Contributed by Dr. Diane Cox, PhD, FCCMG
Alpha1-antitrypsin (AAT) is the major protease inhibitor in serum. Preliminary testing for abnormalities of AAT is by quantitation of the protein in serum. However if the value is low, further follow up is required to determine which genetic type of AAT (Pi type) is present. This information is of importance in some cases for prognosis and may be important for other members of the family in altering their environment and lifestyle to avoid developing disease. Pi typing would be indicated when the concentration of AAT is:
Less than 200 mg% alpha1-AAT (about 75% of normal) (A higher cut off point might be used, e.g. 230 mg%, for women on oral contraceptives)
Quantitation of AAT is not reliable in identifying the genetic type of an individual.
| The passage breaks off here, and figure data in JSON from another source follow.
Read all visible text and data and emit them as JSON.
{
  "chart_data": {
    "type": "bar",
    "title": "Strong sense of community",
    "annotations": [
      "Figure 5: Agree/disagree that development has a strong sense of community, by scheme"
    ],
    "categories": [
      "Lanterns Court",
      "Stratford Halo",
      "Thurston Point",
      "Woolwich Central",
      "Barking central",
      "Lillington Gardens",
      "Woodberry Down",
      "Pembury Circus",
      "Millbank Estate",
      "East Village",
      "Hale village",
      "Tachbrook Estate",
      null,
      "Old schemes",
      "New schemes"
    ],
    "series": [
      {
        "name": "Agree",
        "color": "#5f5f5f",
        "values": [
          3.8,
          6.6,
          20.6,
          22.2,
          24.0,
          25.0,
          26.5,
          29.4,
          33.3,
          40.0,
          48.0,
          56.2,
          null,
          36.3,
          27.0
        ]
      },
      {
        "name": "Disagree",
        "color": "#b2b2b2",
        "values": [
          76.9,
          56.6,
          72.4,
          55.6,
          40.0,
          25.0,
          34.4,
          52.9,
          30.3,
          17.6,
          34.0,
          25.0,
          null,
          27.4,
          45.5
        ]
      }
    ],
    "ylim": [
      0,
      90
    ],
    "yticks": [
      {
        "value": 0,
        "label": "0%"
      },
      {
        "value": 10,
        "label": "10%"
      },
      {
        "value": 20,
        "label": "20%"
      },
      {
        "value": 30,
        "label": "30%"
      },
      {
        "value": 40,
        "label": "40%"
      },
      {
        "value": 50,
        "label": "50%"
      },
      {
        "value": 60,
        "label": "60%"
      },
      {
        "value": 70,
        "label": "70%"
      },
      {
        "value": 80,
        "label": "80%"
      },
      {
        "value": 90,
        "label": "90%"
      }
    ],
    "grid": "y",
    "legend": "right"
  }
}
Even those who are deficient (Pi type ZZ) can have elevations of alpha1-AAT to about 50% of normal levels during childhood or during an inflammatory process. There is considerable overlap between individuals of Pi type SZ (who have levels somewhat higher than ZZ generally) and MZ individuals. For this reason, quantitation can act only as a guide to further study of those who show low values. Relatives of patients with low AAT should be tested by Pi Typing, not quantitative assay.
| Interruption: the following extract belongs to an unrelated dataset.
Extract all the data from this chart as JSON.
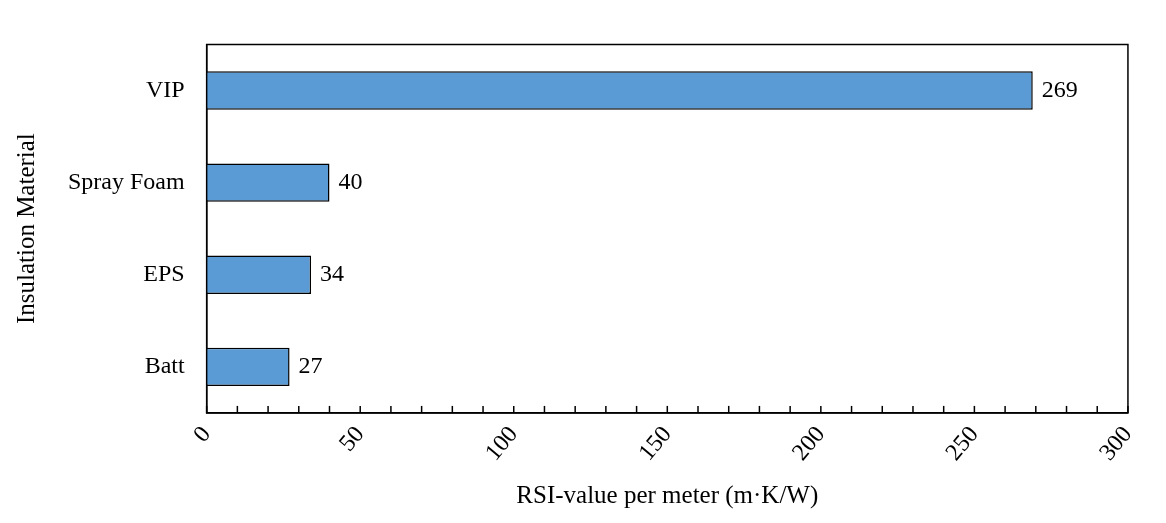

More than 20 different genetic types have been described, however, there is only one common deficiency type, Z. The following in a brief description of the Pi types most commonly found in the population.
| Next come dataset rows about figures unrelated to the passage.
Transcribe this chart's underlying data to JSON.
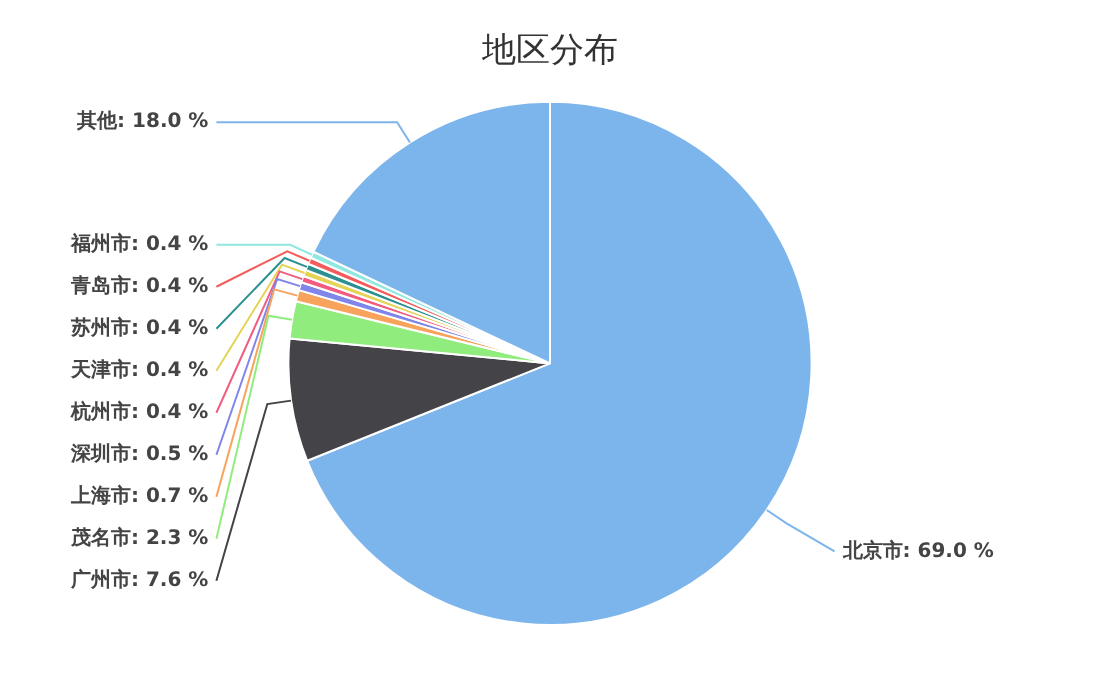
{
  "chart_data": {
    "type": "pie",
    "title": "地区分布",
    "categories": [
      "北京市",
      "广州市",
      "茂名市",
      "上海市",
      "深圳市",
      "杭州市",
      "天津市",
      "苏州市",
      "青岛市",
      "福州市",
      "其他"
    ],
    "values": [
      69.0,
      7.6,
      2.3,
      0.7,
      0.5,
      0.4,
      0.4,
      0.4,
      0.4,
      0.4,
      18.0
    ],
    "value_labels": [
      "69.0 %",
      "7.6 %",
      "2.3 %",
      "0.7 %",
      "0.5 %",
      "0.4 %",
      "0.4 %",
      "0.4 %",
      "0.4 %",
      "0.4 %",
      "18.0 %"
    ],
    "colors": [
      "#7cb5ec",
      "#434348",
      "#90ed7d",
      "#f7a35c",
      "#8085e9",
      "#f15c80",
      "#e4d354",
      "#2b908f",
      "#f45b5b",
      "#91e8e1",
      "#7cb5ec"
    ],
    "legend": false
  }
}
MM: about 90% of the normal population. These individuals have what we would call the ‘normal’ amount of AAT.
MS: about 8% of the normal population. These individuals carry the normal M type of AAT plus a relatively common S type. These individuals are not known to be more prone to lung disease than anyone else in the population.
MZ: about 3% of the normal population. These individuals have normal M AAT plus an abnormal Z type, which is associated with low levels of AAT. Such individuals generally have less than 75% of the normal level of AAT. Individuals of this type who are non smokers usually have only minimal increase in loss of elasticity of the lungs, which is not likely to result in any clinical problem. Smokers, particularly those who smoke heavily, will experience more loss of lung elasticity than normal individuals as their elastin is destroyed. This process occurs more rapidly in MZ individuals will develop clinically apparent lung damage, Chronic obstructive lung disease. Those who have any chronic obstructive lung disease among their relatives should be advised not to smoke if they are of Pi type MZ. The spouse of such individuals should be tested so that any possible Pi type ZZ children can be identified early and warned of the high risk of smoking.
ZZ: About one in 5000 in the normal population. These individuals have very low levels of alpha1-antitrypsin as the abnormal AAT is not released from the liver. They are more susceptible to the development of liver disease in early infancy. They have a high risk for developing chronic obstructive lung disease (emphysema) which can occur in early adulthood. Early detection of such individuals is important. Such individuals should not smoke and should not work in places where there are fumes or other lung irritants.